• Sonuç bulunamadı

4. AYNȊ HAKLARDAN DOĞAN UYUŞMAZLIKLARDA AÇILABİLECEK

4.2. İstihkak Davası

Türk Medeni Kanunu m. 683/2’de;“Malik, malını haksız olarak elinde

bulunduran kimseye karşı istihkak davası açabileceği gibi, her türlü haksız elatmanın önlenmesini de dava edebilir” hükmü düzenlenmiştir. Bu nedenle malik mülkiyet

hakkına dayanarak istihkak ve elatmanın önlenmesi davasını açabilecektir.

146

Kökeni Roma Hukuku’ndaki “Rei Vindicatio” ya dayanan (ERDOĞMUŞ, Yıl: 2006 s. 95; NICHOLAS, Yıl: 2008 s. 100) istihkak davası ( İstihkak davası ile tapu sicilinin düzeltilmesi davası (TMK m. 1025) arasındaki farklar ve benzerlikler için bkz. KURT, Yıl: 2004 s. 178 vd) (TMK m.683/2; İsviçre Medeni Kanunu m. 975), dolaysız zilyet durumunda olmayan malikin, malik olmayan dolaysız haksız zilyede karşı açtığı bir davadır. Bu dava bir eda davası olup, malik eşyanın geri verilmesini istemektedir (AKİPEK ve AKINTÜRK, Yıl: 2009 s. 446; EREN Yıl: 2014 s. 32; OĞUZMAN vd Yıl: 2013 s. 275-276; L. SİRMEN, Yıl: 2013 s. 270. SEROZAN, istihkak davasının mülkiyet davası olarak bilinmesine rağmen, davanın sınırlı aynî hakka da dayanabileceğini dikkate alarak zilyet olmayan aynî hak sahibinin (başta malik) zilyet olup da aynî hak sahibi olmayana karşı açtığı dava şeklinde tanımlamayı tercih etmektedir. SEROZAN, Yıl: 2014 s. 212).

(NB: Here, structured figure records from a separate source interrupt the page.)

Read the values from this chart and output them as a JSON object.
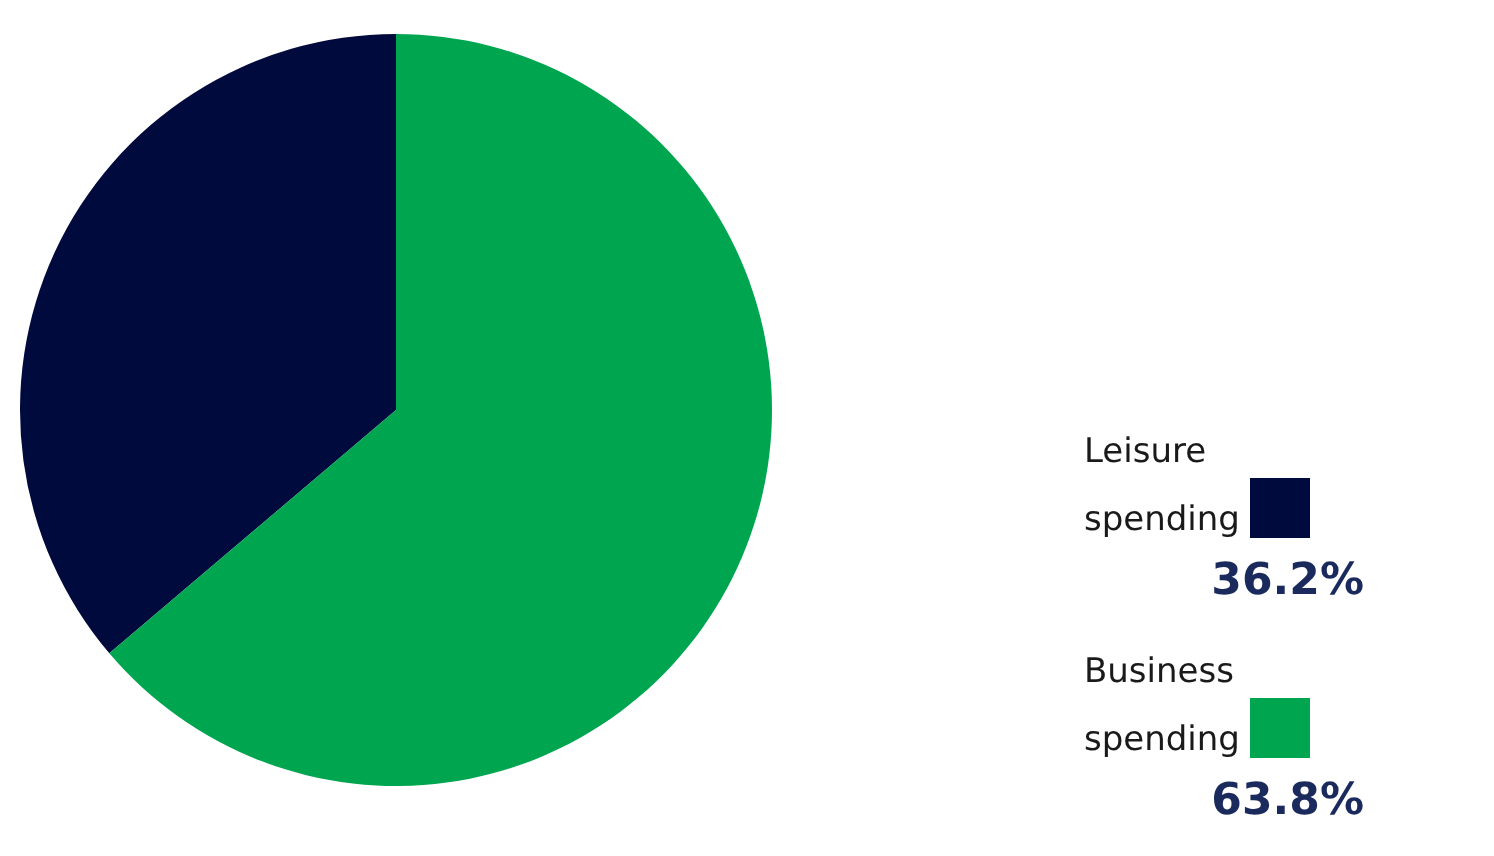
{
  "chart_data": {
    "type": "pie",
    "categories": [
      "Leisure spending",
      "Business spending"
    ],
    "values": [
      36.2,
      63.8
    ],
    "colors": [
      "#000a3c",
      "#00a54f"
    ],
    "value_labels": [
      "36.2%",
      "63.8%"
    ],
    "legend": "right"
  }
}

İstihkak davası aynî hakka dayanan bir davadır. Bu dava, zilyetliğe dayanan bir dava olmadığından, davacının zilyetliğini ispat etmesi değil, aynî hakkını ispat etmesi gerekmektedir (OĞUZMAN vd. Yıl: 2013 s. 277; SEROZAN, Yıl: 2014 s. 212; L. SİRMEN, Yıl: 2013 s. 270).

İstihkak davasını sadece aynî hak iddia edenler açabilir. Hâlbuki taşınır davasını aynî hak iddia edenler açabileceği gibi, zilyet de (örneğin kiracı) açabilmektedir ( L. SİRMEN Yıl: 2013 s. 104).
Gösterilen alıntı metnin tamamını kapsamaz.